Army seeks to use cyber at tactical level
Feedback from a series of exercises will inform how the Army fights on a future digital battlefield and could have a ripple effect on U.S. Cyber Command.
Army leaders are getting a better sense of how soldiers at the brigade level can use cyber effects in battle, thanks to a pilot program launched last year. Feedback from the program will inform how the Army fights on the digital battlefields of the future and could have a ripple effect on the joint cyber force led by U.S. Cyber Command.
The initiatives reflect a concerted effort by Army leaders to make cyber capabilities available at the tactical level and to integrate those capabilities with electromagnetic warfare and kinetic fighting.
The pilot program has seen Army Cyber Command train and integrate with the 1st Infantry Division's 1st Armored Brigade Combat Team, among others. The series of exercises coordinated by Army Cyber Command, where many of the service's computer specialists reside, has allowed soldiers to test offensive and defensive cyber tactics.
The exercises were based on the premise "that there's a lot that goes into building and instrumenting an environment that allows us to train in cyberspace," said Lt. Col. Jonathan Burnett, pilot lead for Army Cyber Command, in a recent media briefing at the Pentagon.
For a May 2015 pilot at the Army's Joint Readiness Training Center in Fort Polk, La., Army planners built an information environment that included wireless access points and servers to test a brigade commander's ability to defend his network and deploy offensive cyber capabilities, Burnett said.

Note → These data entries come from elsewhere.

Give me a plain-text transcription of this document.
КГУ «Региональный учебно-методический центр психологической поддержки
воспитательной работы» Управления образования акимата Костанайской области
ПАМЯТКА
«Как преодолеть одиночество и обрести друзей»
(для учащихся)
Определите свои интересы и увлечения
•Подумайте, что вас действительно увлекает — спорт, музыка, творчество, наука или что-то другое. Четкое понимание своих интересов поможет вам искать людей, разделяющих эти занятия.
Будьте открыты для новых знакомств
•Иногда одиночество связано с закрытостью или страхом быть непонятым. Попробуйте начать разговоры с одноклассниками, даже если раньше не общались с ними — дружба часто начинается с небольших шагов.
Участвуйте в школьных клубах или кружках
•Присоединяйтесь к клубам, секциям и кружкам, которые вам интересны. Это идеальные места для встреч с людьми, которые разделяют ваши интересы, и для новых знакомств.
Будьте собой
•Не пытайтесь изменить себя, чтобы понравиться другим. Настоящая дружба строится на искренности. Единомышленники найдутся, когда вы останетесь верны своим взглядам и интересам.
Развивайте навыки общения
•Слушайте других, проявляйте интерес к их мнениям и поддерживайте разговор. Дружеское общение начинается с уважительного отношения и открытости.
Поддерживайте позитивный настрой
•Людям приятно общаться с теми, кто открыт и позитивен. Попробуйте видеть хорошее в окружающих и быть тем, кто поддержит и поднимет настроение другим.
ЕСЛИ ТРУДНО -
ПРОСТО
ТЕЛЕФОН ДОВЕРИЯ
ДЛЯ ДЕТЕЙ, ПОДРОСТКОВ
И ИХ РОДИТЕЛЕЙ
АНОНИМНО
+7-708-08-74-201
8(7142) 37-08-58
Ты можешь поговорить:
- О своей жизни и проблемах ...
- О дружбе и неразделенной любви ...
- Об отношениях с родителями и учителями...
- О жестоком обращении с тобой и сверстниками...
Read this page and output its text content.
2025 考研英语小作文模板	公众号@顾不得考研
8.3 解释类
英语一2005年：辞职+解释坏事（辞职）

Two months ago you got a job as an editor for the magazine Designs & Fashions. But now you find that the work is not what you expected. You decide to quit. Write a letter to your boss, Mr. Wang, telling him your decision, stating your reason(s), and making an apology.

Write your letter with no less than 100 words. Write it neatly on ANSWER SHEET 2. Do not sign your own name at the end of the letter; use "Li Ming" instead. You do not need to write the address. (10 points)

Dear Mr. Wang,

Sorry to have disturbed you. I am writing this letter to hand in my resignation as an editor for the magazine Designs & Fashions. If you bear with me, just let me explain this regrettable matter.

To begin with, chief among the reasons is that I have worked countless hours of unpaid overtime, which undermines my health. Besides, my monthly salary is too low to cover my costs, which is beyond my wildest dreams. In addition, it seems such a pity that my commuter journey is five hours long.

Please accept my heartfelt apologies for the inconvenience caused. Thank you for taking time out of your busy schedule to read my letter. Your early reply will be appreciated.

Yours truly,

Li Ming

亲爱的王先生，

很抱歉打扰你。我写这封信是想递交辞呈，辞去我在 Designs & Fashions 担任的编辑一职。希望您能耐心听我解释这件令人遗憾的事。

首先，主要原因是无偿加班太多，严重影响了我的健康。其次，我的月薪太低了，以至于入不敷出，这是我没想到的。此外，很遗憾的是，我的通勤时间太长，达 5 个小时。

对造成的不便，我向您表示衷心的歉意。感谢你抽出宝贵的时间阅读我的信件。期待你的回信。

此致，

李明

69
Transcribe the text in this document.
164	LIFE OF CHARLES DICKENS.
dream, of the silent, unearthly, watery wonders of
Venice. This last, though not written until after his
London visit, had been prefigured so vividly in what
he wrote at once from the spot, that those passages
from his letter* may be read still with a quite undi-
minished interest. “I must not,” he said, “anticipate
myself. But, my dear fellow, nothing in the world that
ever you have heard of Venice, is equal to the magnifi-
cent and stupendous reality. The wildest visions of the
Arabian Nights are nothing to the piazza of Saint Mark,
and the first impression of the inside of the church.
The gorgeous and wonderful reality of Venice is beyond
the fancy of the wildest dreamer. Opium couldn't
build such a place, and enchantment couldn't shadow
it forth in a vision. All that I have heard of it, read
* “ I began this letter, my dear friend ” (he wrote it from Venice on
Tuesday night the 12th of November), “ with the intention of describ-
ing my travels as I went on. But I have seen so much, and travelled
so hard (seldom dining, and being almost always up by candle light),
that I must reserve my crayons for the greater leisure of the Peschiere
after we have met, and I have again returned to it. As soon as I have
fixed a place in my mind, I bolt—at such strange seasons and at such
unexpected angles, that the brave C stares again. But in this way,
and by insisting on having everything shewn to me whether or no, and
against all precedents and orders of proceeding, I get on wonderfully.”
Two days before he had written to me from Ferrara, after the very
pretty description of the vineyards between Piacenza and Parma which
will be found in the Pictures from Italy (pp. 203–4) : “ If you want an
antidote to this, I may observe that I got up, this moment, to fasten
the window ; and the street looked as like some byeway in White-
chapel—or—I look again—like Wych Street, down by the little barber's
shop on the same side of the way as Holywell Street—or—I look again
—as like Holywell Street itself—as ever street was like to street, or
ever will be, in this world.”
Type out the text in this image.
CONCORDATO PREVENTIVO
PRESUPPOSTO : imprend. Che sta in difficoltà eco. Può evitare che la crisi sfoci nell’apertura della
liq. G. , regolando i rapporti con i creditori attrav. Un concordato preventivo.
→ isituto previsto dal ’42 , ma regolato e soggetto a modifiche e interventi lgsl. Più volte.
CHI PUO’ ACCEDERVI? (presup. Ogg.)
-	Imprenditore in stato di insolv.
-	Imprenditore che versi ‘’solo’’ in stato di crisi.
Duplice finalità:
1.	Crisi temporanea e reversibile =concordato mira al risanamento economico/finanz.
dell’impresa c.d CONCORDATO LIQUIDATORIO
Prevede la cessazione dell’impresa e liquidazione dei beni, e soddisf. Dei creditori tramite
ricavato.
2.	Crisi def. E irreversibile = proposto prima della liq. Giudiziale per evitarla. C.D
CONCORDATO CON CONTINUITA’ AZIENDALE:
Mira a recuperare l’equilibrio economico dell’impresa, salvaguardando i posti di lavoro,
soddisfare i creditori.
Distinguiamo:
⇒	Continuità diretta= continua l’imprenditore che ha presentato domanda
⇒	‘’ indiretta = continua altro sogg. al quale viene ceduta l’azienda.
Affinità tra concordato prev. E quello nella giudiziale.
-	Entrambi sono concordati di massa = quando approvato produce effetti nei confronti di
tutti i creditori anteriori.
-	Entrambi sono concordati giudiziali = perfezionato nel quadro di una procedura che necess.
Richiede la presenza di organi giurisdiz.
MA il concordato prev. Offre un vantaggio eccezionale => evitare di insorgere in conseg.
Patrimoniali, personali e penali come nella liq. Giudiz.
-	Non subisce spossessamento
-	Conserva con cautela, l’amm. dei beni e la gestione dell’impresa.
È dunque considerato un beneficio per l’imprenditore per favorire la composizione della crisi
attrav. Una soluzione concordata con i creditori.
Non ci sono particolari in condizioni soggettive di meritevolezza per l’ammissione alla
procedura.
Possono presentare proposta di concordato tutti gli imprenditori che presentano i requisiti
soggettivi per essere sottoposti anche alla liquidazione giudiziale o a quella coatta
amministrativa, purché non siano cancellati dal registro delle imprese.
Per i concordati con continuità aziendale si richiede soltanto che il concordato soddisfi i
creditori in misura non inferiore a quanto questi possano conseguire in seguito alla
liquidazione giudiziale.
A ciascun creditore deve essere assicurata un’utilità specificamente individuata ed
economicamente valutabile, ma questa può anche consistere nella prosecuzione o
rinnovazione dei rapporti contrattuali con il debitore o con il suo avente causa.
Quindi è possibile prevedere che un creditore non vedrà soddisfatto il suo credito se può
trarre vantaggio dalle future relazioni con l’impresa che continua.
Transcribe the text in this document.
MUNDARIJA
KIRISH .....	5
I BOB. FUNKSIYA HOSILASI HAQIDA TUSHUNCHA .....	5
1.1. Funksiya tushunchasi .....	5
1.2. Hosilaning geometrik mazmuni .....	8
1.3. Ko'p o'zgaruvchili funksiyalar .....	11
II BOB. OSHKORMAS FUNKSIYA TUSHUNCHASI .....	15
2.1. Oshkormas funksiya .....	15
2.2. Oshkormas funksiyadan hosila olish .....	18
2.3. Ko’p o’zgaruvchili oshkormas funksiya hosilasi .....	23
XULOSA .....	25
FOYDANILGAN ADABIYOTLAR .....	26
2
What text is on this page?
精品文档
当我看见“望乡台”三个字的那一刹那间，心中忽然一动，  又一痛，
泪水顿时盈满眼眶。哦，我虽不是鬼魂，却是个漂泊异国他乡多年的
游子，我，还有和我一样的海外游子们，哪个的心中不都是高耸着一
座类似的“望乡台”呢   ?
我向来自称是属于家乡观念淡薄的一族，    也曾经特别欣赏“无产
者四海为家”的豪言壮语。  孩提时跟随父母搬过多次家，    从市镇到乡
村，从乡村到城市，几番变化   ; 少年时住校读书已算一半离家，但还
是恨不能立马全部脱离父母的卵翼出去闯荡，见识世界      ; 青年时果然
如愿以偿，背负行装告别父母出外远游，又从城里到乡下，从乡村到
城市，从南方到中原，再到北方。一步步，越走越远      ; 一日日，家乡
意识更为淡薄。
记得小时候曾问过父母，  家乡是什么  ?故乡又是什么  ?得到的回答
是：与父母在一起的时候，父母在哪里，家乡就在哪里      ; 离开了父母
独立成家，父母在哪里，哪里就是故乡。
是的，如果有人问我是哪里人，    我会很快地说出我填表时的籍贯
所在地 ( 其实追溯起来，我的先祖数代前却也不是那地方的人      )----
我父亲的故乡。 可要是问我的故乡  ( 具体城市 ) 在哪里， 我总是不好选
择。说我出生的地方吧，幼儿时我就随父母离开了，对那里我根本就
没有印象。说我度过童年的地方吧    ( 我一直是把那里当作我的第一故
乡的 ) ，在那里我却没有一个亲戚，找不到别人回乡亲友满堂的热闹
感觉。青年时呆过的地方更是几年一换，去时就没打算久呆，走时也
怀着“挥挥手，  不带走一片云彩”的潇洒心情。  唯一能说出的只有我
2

Another test took place in January at the National Training Center at Fort Irwin, Calif., and involved the 2nd Infantry Division's 2nd Stryker Brigade Combat Team. Army planners simulated the social media environment of a fictional nation-state, and participants were tasked with defending against and conducting attacks on those networks to gain a better understanding the consequences of digital fighting.
In general, "the commander is going to have to be responsible for all his actions as he executes the delivery of capability within cyberspace and be prepared for those second- and third-order effects," Burnett said.
Each of the exercises has informed the Army's approach to doctrine, he added. Lessons learned will reach other military services through the automated Joint Lessons Learned Information System.
Although the offensive operations might be more exciting to some, Maj. Steven Chadwick, an operations officer in the Army's 1st Armored Brigade Combat Team, 1st Infantry Division, stressed the importance of defense.
"Our own systems have become increasingly networked through computer GPS...capabilities, so being able to protect those systems and learning how to do that at the National Training Center will be of a premium," Chadwick told reporters.